Comparison of Pregnancy Outcomes of Patients Treated With Ondansetron vs Alternative Antiemetic Medications in a Multinational, Population-Based Cohort.

JAMA Netw Open 2021 04 1;4(4):e215329. Epub 2021 Apr 1.

ICES, Toronto, Ontario, Canada.

Importance: Ondansetron is frequently used to treat nausea and vomiting during pregnancy. Although some studies reported important safety signals, few studies have been sufficiently large to assess rare pregnancy outcomes.

Objective: To study the association between ondansetron exposure during pregnancy and the risks of spontaneous abortion, stillbirth, and major congenital malformations.

Design, Setting, And Participants: This is a cohort study conducted in 3 countries, with a meta-analysis. Participants included women and girls aged 12 to 55 years who experienced spontaneous abortion, induced abortion, stillbirth, or live birth between April 2002 and March 2016, as recorded in administrative data from 5 Canadian provinces (British Columbia, Alberta, Saskatchewan, Manitoba, and Ontario), the US IBM MarketScan Research Databases, and the UK Clinical Practice Research Datalink. The statistical analysis was completed in October 2020.

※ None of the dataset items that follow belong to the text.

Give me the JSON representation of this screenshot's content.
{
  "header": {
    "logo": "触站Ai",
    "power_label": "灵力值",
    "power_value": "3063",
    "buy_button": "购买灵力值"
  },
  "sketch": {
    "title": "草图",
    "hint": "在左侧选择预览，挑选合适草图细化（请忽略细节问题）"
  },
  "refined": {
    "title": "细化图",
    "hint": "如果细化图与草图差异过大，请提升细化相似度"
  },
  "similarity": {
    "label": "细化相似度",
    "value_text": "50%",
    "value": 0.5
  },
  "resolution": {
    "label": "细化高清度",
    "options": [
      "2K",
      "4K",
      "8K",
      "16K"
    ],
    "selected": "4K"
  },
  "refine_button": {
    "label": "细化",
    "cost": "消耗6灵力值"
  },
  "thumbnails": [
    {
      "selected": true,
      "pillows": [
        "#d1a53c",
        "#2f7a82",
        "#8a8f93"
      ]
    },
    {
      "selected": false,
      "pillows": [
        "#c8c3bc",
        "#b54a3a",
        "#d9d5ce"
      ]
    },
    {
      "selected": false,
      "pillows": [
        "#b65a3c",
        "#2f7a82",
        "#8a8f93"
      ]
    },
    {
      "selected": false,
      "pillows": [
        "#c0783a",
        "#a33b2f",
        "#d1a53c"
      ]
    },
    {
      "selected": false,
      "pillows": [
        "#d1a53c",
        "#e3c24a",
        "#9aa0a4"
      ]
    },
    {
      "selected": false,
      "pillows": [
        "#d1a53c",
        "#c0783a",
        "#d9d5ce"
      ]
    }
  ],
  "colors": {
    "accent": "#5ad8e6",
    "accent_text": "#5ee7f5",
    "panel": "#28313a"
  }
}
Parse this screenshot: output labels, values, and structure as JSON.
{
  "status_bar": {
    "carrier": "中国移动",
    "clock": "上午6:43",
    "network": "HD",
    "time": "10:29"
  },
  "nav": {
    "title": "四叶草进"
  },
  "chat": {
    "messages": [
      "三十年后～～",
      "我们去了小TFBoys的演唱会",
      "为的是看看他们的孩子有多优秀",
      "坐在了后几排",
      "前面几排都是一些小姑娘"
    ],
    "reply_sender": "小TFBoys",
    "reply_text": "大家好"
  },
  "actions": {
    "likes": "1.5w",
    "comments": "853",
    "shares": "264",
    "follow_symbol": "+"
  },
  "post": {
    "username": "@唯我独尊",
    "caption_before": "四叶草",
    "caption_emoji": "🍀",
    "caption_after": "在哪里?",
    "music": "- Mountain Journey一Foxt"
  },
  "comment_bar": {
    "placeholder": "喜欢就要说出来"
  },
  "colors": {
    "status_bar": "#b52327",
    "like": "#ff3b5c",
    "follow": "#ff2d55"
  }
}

Exposures: Exposure to ondansetron during pregnancy was compared with exposure to other commonly used antiemetics to minimize confounding by indication.

Main Outcomes And Measures: The primary outcome was fetal death, defined as either spontaneous abortion or stillbirth. Secondary outcomes were the 2 components of the primary outcome and major congenital malformations identified during the year after a live birth. Adjusted hazard ratios were estimated using Cox proportional hazards models with time-dependent drug exposures and were adjusted using high-dimensional propensity scores. For major congenital malformations, adjusted odds ratios were estimated from logistic models. Site-level results were pooled using random-effects meta-analysis. Sensitivity analyses considered second-line antiemetic exposure and exposure specifically during 4 to 10 weeks of gestation.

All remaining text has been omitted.